Reputation: 127
The primary video card usually can be set in the BIOS (option Primary VGA card), and it will be the first card used by the system.
My question is how can I programmatically identify (using a shell script and utilities is preferable) which of my two video cards is the primary card?
Edit: I was hoping that I wouldn't have to elaborate why I need this, because it is a bit complex, but I will explain the problem below.
I have a configuration wizard which allows the dynamic configuration of a multiseat system in a LiveCD, with two independent displays, keyboards and mice, my wizard works in this way:
The problem is: If I start the first Xorg in the primary video card, everything works, but if I start the first Xorg in the secondary card this is what happens:
The passes 1, 2, and 3 works, but at the end of pass 3, when the Xorg of the first seat is closed, the Xorg of the second seat blinks and doesn't come back, just show a blank screen with a _ cursor at top, the desktop of the first seat loads, but I don't see the wizard screen in the second seat, the first Xorg just comes back if I execute a kill -HUP , and I need to start the ui from it again.
So, it is why I need to identify the primary video card before I can start Xorg (sorry I didn't mention this before). I tested this system in different computers, with different video cards and the behavior is the same. I also tested with the lasted packages of the kernel and Xorg in Ubuntu 12.04 (packages of the raring release).
Upvotes: 3
Views: 5207
Reputation: 843
I have found a way how to check the primary GPU when they are from different vendors or at least have different names.
In KDE go to Info Center, then open Graphics -> OpenGL. In Direct Rendering (GLX) and Direct Rendering (EGL) you can see a Driver block. You can see the Vendor and Device there. It will name the GPU which is primary.
At this screenshot you can see that AMD gpu is primary:
Also, you can get that Vendor value programmatically by running
glxinfo | grep "OpenGL vendor string" | cut -f2 -d":" | xargs
.
I guess this method will stop working when kde will switch to vulkan for rendering (in kde 6). But for now I do not know another method of determining primary gpu.
Upvotes: 1
Reputation: 20720
There are several command line tools in Linux that give you human readable information from the BIOS. Maybe you can find your Video boards in there and see which one is made primary. From what I see in my output, it does not look like something says "this is the primary video", but I do see quite a lot of information. You could output that information to a file when video card A is primary, again when B is primary, then compare those two files and see whether there is a difference.

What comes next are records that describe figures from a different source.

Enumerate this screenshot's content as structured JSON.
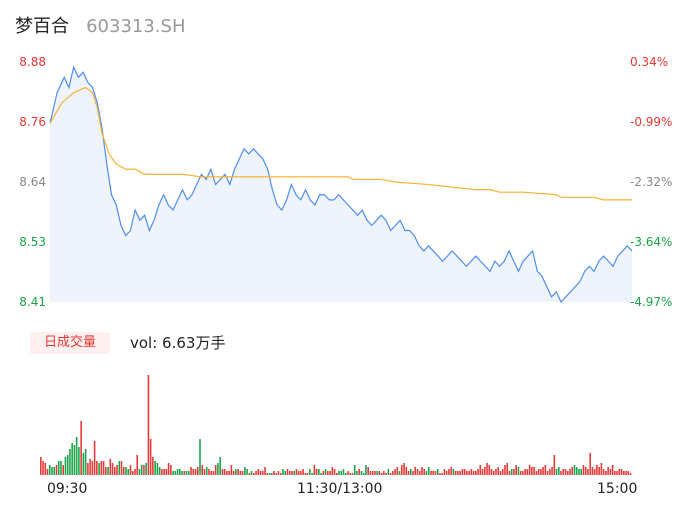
{
  "header": {
    "name": "梦百合",
    "code": "603313.SH"
  },
  "colors": {
    "price_line": "#4e8ef0",
    "avg_line": "#f5b335",
    "up": "#e53935",
    "down": "#1aa34a",
    "neutral": "#888888",
    "area_fill": "#eef3fc"
  },
  "volume_panel": {
    "tab_label": "日成交量",
    "readout_prefix": "vol: ",
    "readout_value": "6.63万手"
  },
  "chart_data": [
    {
      "type": "line",
      "title": "",
      "y_ticks": [
        "8.88",
        "8.76",
        "8.64",
        "8.53",
        "8.41"
      ],
      "y2_ticks": [
        "0.34%",
        "-0.99%",
        "-2.32%",
        "-3.64%",
        "-4.97%"
      ],
      "ylim": [
        8.41,
        8.88
      ],
      "x_ticks": [
        "09:30",
        "11:30/13:00",
        "15:00"
      ],
      "grid": false,
      "series": [
        {
          "key": "price",
          "points": [
            [
              0,
              8.76
            ],
            [
              3,
              8.82
            ],
            [
              6,
              8.85
            ],
            [
              8,
              8.83
            ],
            [
              10,
              8.87
            ],
            [
              12,
              8.85
            ],
            [
              14,
              8.86
            ],
            [
              16,
              8.84
            ],
            [
              18,
              8.83
            ],
            [
              20,
              8.8
            ],
            [
              22,
              8.75
            ],
            [
              24,
              8.68
            ],
            [
              26,
              8.62
            ],
            [
              28,
              8.6
            ],
            [
              30,
              8.56
            ],
            [
              32,
              8.54
            ],
            [
              34,
              8.55
            ],
            [
              36,
              8.59
            ],
            [
              38,
              8.57
            ],
            [
              40,
              8.58
            ],
            [
              42,
              8.55
            ],
            [
              44,
              8.57
            ],
            [
              46,
              8.6
            ],
            [
              48,
              8.62
            ],
            [
              50,
              8.6
            ],
            [
              52,
              8.59
            ],
            [
              54,
              8.61
            ],
            [
              56,
              8.63
            ],
            [
              58,
              8.61
            ],
            [
              60,
              8.62
            ],
            [
              62,
              8.64
            ],
            [
              64,
              8.66
            ],
            [
              66,
              8.65
            ],
            [
              68,
              8.67
            ],
            [
              70,
              8.64
            ],
            [
              72,
              8.65
            ],
            [
              74,
              8.66
            ],
            [
              76,
              8.64
            ],
            [
              78,
              8.67
            ],
            [
              80,
              8.69
            ],
            [
              82,
              8.71
            ],
            [
              84,
              8.7
            ],
            [
              86,
              8.71
            ],
            [
              88,
              8.7
            ],
            [
              90,
              8.69
            ],
            [
              92,
              8.67
            ],
            [
              94,
              8.63
            ],
            [
              96,
              8.6
            ],
            [
              98,
              8.59
            ],
            [
              100,
              8.61
            ],
            [
              102,
              8.64
            ],
            [
              104,
              8.62
            ],
            [
              106,
              8.61
            ],
            [
              108,
              8.63
            ],
            [
              110,
              8.61
            ],
            [
              112,
              8.6
            ],
            [
              114,
              8.62
            ],
            [
              116,
              8.62
            ],
            [
              118,
              8.61
            ],
            [
              120,
              8.61
            ],
            [
              122,
              8.62
            ],
            [
              124,
              8.61
            ],
            [
              126,
              8.6
            ],
            [
              128,
              8.59
            ],
            [
              130,
              8.58
            ],
            [
              132,
              8.59
            ],
            [
              134,
              8.57
            ],
            [
              136,
              8.56
            ],
            [
              138,
              8.57
            ],
            [
              140,
              8.58
            ],
            [
              142,
              8.57
            ],
            [
              144,
              8.55
            ],
            [
              146,
              8.56
            ],
            [
              148,
              8.57
            ],
            [
              150,
              8.55
            ],
            [
              152,
              8.55
            ],
            [
              154,
              8.54
            ],
            [
              156,
              8.52
            ],
            [
              158,
              8.51
            ],
            [
              160,
              8.52
            ],
            [
              162,
              8.51
            ],
            [
              164,
              8.5
            ],
            [
              166,
              8.49
            ],
            [
              168,
              8.5
            ],
            [
              170,
              8.51
            ],
            [
              172,
              8.5
            ],
            [
              174,
              8.49
            ],
            [
              176,
              8.48
            ],
            [
              178,
              8.49
            ],
            [
              180,
              8.5
            ],
            [
              182,
              8.49
            ],
            [
              184,
              8.48
            ],
            [
              186,
              8.47
            ],
            [
              188,
              8.49
            ],
            [
              190,
              8.48
            ],
            [
              192,
              8.49
            ],
            [
              194,
              8.51
            ],
            [
              196,
              8.49
            ],
            [
              198,
              8.47
            ],
            [
              200,
              8.49
            ],
            [
              202,
              8.5
            ],
            [
              204,
              8.51
            ],
            [
              206,
              8.47
            ],
            [
              208,
              8.46
            ],
            [
              210,
              8.44
            ],
            [
              212,
              8.42
            ],
            [
              214,
              8.43
            ],
            [
              216,
              8.41
            ],
            [
              218,
              8.42
            ],
            [
              220,
              8.43
            ],
            [
              222,
              8.44
            ],
            [
              224,
              8.45
            ],
            [
              226,
              8.47
            ],
            [
              228,
              8.48
            ],
            [
              230,
              8.47
            ],
            [
              232,
              8.49
            ],
            [
              234,
              8.5
            ],
            [
              236,
              8.49
            ],
            [
              238,
              8.48
            ],
            [
              240,
              8.5
            ],
            [
              242,
              8.51
            ],
            [
              244,
              8.52
            ],
            [
              246,
              8.51
            ]
          ]
        },
        {
          "key": "average",
          "points": [
            [
              0,
              8.76
            ],
            [
              5,
              8.8
            ],
            [
              10,
              8.82
            ],
            [
              15,
              8.83
            ],
            [
              18,
              8.82
            ],
            [
              20,
              8.79
            ],
            [
              22,
              8.74
            ],
            [
              25,
              8.7
            ],
            [
              28,
              8.68
            ],
            [
              32,
              8.67
            ],
            [
              36,
              8.67
            ],
            [
              40,
              8.66
            ],
            [
              48,
              8.66
            ],
            [
              56,
              8.66
            ],
            [
              64,
              8.655
            ],
            [
              70,
              8.655
            ],
            [
              80,
              8.655
            ],
            [
              90,
              8.655
            ],
            [
              100,
              8.655
            ],
            [
              110,
              8.655
            ],
            [
              120,
              8.655
            ],
            [
              126,
              8.655
            ],
            [
              128,
              8.65
            ],
            [
              140,
              8.65
            ],
            [
              146,
              8.645
            ],
            [
              160,
              8.64
            ],
            [
              170,
              8.635
            ],
            [
              180,
              8.63
            ],
            [
              186,
              8.63
            ],
            [
              190,
              8.625
            ],
            [
              200,
              8.625
            ],
            [
              214,
              8.62
            ],
            [
              216,
              8.615
            ],
            [
              230,
              8.615
            ],
            [
              234,
              8.61
            ],
            [
              246,
              8.61
            ]
          ]
        }
      ]
    },
    {
      "type": "bar",
      "title": "",
      "series_name": "日成交量",
      "values": [
        9,
        7,
        6,
        3,
        5,
        4,
        4,
        5,
        7,
        7,
        5,
        9,
        10,
        13,
        16,
        15,
        19,
        14,
        27,
        11,
        13,
        6,
        8,
        7,
        17,
        7,
        6,
        7,
        7,
        4,
        4,
        8,
        6,
        4,
        5,
        7,
        7,
        4,
        4,
        3,
        5,
        2,
        3,
        10,
        3,
        5,
        5,
        6,
        50,
        18,
        9,
        7,
        6,
        4,
        3,
        3,
        3,
        6,
        5,
        2,
        2,
        3,
        3,
        2,
        2,
        2,
        2,
        4,
        3,
        3,
        4,
        18,
        5,
        3,
        4,
        3,
        2,
        2,
        5,
        6,
        9,
        3,
        3,
        2,
        2,
        5,
        2,
        3,
        3,
        2,
        2,
        4,
        3,
        1,
        2,
        1,
        2,
        3,
        2,
        2,
        4,
        1,
        1,
        1,
        2,
        1,
        2,
        1,
        3,
        2,
        3,
        2,
        2,
        2,
        3,
        2,
        2,
        3,
        1,
        1,
        3,
        1,
        5,
        3,
        3,
        1,
        2,
        3,
        2,
        2,
        4,
        3,
        1,
        2,
        2,
        3,
        1,
        2,
        1,
        1,
        5,
        2,
        3,
        2,
        1,
        5,
        4,
        2,
        2,
        2,
        2,
        2,
        1,
        2,
        1,
        3,
        1,
        2,
        3,
        4,
        2,
        5,
        6,
        4,
        2,
        3,
        2,
        4,
        3,
        2,
        4,
        3,
        2,
        4,
        2,
        2,
        2,
        3,
        1,
        1,
        3,
        2,
        3,
        4,
        3,
        2,
        2,
        2,
        3,
        3,
        2,
        2,
        3,
        2,
        2,
        3,
        5,
        3,
        4,
        6,
        5,
        3,
        2,
        3,
        4,
        2,
        3,
        5,
        6,
        2,
        3,
        3,
        5,
        4,
        2,
        2,
        3,
        3,
        5,
        4,
        4,
        2,
        3,
        3,
        4,
        5,
        2,
        3,
        4,
        10,
        3,
        4,
        2,
        3,
        3,
        2,
        3,
        4,
        5,
        4,
        3,
        3,
        5,
        4,
        3,
        11,
        4,
        3,
        5,
        4,
        6,
        3,
        2,
        4,
        3,
        5,
        2,
        2,
        3,
        3,
        2,
        2,
        2,
        1
      ],
      "directions": "uuuuddduddudddddddudduuuuuduuuduuuuduudduuuudduduuuddduuuuudddddudduuuuduuduuuudduuuuuuduuudduduuuuuuudduuuudduuuduuuuuudduudduduuuuudddduuudduddduuuuduuuuduuuuduuuuduuuuuudduuuduuuuuuduuuuuuuuuuuuuuuuuuuuuuuuuduuduuuuuuuuuuuuuuuudduuuuuudddduuuuuuuuuuuuuuuuuuuuuuuuuuuuuuuuuuuuuu"
    }
  ]
}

The command I used, which gives me a lot of information, is dmidecode
:
sudo dmidecode | less
If you look at the manual page:
man dmidecode
You will notice that the programmers offer a few other similar tools such as biosdecode
and vpddecode
.
From those you learn that the BIOS information is available from the /dev/mem device. Although you need to be root to read it, if you know the address (I don't) then you could go in there and peek and poke as required to find out where that one information of which video card is defined as the primary video card.
Running dmidecode, there are some details about my motherboard:
Handle 0x0002, DMI type 2, 15 bytes
Base Board Information
Manufacturer: Supermicro
Product Name: X9SCI/X9SCA
Version: 1.01
Serial Number: ZM25U44192
Asset Tag: To be filled by O.E.M.
Features:
Board is a hosting board
Board is replaceable
Location In Chassis: To be filled by O.E.M.
Chassis Handle: 0x0003
Type: Motherboard
Contained Object Handles: 0
Here I have one video entry:
Handle 0x000E, DMI type 10, 6 bytes
On Board Device Information
Type: Video
Status: Enabled
Description: To Be Filled By O.E.M.
Then the other entry looks like this:
Handle 0x0036, DMI type 41, 11 bytes
Onboard Device
Reference Designation: Onboard IGD
Type: Video
Status: Enabled
Type Instance: 1
Bus Address: 0000:00:02.0
It could also be something you need to read from the Flash memory your BIOS uses. This is done with flashrom (that you may need to install):
sudo flashrom --programmer internal --read my-flash.bin
In my case the ROM on my computer is 2Gb of data. So quite large. However, you can be sure that the information you are looking for exists within that data block since that is the only mean for the BIOS to save data that will stay around when the computer gets turned off.
Upvotes: 1
Reputation: 1
Assuming X11 is running, you could suppose that primary card is the one used by Xorg
... then you might try
ls -l /proc/$(pidof X)/fd |grep /dev/dri
on my system Debian/Sid/x86-64 with Linux 3.12 kernel (which has an Nvidia card on a Intel3770K which also has its VGA) I'm getting /dev/dri/card0
etc...
But you should explain really why you are asking and what problem do you want to solve.... Why does that matter to you?
I am not at all sure that Linux has a notion of primary graphic card like the BIOS knows it.
And probably hwinfo
is telling you everything about your graphical cards.